Если в части романов цикла о Мегрэ Сименон оставался верен определенным канонам жанра, ограничивающим объект внимания писателя, то в этих произведениях нужна была значительная пере­стройка художественного метода, новые изобразительные средства. Сименон обращается к новым, ранее не исследованным им обла­стям жизни, стремится к более глубокому постижению человеческой психологии. Широко используя опыт своих предшественников, мастеров реалистической прозы XIX века, Сименон вместе с тем идет своей собственной дорогой. В его «трудных» романах нет ничего вторичного, он не следует какой бы то ни было литературной моде, продолжая отстаивать реалистические принципы.

Писателя часто упрекали за отсутствие в его произведениях ярких примет нашей быстротекущей жизни. Упрекали, в общем, справедливо: в них действительно почти никогда нет даже упоми­нания больших политических событий, выдающихся достижений и открытий научной и технической мысли, относящихся к области освоения космического пространства, биологии или новых средств связи, которые стали вехами в истории человечества за последние несколько десятилетий. Все это в лучшем случае остается у Симе- нона как бы за кулисами основного действия.

Напомним, однако, еще раз, что, как внешне ни просты романы Сименона, их тоже нужно уметь читать, перестраивая свое сознание с ожидания захватывающих дух приключений, неожиданных сюжет­ных поворотов на вещи значительно более серьезные. В них, осо­бенно в тех, где речь идет о судьбах молодежи, писатель с тревогой ведет разговор об общечеловеческих ценностях, чувствах, нравствен­ных представлениях, существованию которых угрожают не только разрушительные войны, но и вся современная цивилизация Запада с ее ложью и лицемерием, извращающая, ломающая нормальные человеческие отношения. В годы, когда человек как персонаж литературного произведения отступает под натиском окружающих его вещей, когда оптимистический антропоцентризм литературы прошлого поставлен под сомнение враждебными человеку силами отчужденных от него науки и техники, «трудные» романы Сименона в ряду произведений прогрессивной литературы приобретают особый смысл, и читать их следует, не изолируя от контекста современно­сти, от общего процесса развития литературы Запада.

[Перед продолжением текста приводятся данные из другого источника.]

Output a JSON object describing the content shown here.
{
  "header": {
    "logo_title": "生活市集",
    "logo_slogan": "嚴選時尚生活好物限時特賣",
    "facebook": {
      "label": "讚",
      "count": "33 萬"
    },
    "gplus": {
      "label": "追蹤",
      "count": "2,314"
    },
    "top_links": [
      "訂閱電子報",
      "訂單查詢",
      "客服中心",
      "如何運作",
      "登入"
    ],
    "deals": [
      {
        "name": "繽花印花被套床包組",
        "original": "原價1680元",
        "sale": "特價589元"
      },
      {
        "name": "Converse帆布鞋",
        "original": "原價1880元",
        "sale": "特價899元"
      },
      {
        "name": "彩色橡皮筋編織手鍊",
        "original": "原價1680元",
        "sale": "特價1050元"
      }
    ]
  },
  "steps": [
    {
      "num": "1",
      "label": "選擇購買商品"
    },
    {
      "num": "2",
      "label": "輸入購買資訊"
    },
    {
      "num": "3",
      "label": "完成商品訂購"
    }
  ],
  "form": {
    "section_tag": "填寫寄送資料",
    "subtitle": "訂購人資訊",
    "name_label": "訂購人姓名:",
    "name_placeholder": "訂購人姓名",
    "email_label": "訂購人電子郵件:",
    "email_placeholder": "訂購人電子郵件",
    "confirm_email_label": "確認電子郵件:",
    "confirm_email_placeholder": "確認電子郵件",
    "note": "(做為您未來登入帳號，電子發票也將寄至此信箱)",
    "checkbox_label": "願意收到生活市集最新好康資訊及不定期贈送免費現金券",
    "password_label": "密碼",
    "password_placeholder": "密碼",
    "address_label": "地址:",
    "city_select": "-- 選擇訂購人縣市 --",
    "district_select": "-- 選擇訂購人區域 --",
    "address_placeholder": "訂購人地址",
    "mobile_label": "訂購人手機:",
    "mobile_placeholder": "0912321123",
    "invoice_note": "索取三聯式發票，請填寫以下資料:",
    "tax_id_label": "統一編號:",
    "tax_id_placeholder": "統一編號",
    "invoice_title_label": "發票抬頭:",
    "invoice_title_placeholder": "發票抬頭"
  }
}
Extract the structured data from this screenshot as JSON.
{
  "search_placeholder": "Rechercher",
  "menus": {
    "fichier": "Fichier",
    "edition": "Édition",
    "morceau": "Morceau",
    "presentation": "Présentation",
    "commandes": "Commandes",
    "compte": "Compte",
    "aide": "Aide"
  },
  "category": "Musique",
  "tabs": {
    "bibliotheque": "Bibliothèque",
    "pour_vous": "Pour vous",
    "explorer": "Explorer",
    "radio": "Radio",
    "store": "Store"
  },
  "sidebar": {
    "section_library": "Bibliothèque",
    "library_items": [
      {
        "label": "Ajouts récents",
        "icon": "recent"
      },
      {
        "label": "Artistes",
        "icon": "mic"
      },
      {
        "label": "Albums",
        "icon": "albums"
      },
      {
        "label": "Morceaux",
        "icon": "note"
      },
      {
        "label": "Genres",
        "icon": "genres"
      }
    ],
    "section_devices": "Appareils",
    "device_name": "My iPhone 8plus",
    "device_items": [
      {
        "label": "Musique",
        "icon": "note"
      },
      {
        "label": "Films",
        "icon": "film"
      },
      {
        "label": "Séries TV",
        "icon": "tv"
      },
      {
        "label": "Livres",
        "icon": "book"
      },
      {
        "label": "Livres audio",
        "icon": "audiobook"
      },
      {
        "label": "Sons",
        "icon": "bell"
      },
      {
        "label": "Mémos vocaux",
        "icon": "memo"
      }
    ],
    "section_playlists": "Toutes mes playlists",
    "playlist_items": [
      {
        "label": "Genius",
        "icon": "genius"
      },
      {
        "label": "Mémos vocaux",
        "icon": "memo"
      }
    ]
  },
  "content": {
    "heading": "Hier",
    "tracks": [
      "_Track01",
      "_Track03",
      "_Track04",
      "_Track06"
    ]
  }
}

Время создания Сименоном наиболее значительных произ­ведений совпало с периодом распространения во Франции различ­ных модификаций так называемого «нового романа» с его услож­ненной модернистской техникой письма, выведением человека за пределы исторических и социальных связей. Романы Сименона отчетливо противостоят по многим линиям этой модернистской прозе, вписываясь в иные гуманистические и реалистические традиции.

Во внимании Сименона к «маленькому» человеку критика справедливо видела влияние русской литературы. Сам писатель охотно признавал это, когда говорил о том, что его всегда больше всего интересовал «несчастный и чудесный маленький человек, ис­полненный героических порывов, надежд и — так часто — повсе­дневного мужества, которое ничто не может истребить». Движение литературы к изображению «рядовых», заурядных людей Сименон рассматривал как некий закономерный процесс, затронувший в исто­рическом плане и изобразительные искусства: от изображения бегов, полководцев и императоров художники, говорил Сименон в прочитанной им в Брюсселе лекции «Роман человека», шли к че­ловеку как он есть, свободному от одеяний-оболочек, в которые его с детства наряжают семья и школа, казарма или университет, завод или контора, лишая его подлинности, «естественной» индиви­дуальности. В обращении к освобожденному от искусственных обо­лочек «глубинному» человеку — сила Сименона-романиста, мастера лаконичного и точного психологического рисунка. И одновремен­но— его слабость, ибо такой человек неизбежно оказывается не субъектом, а лишь жертвой истории, судьбы, обстоятельств. Он — вне политики, вне возможных коллективных действий. В лучшем случае он способен на индивидуальный бунт или... на преступ­ление.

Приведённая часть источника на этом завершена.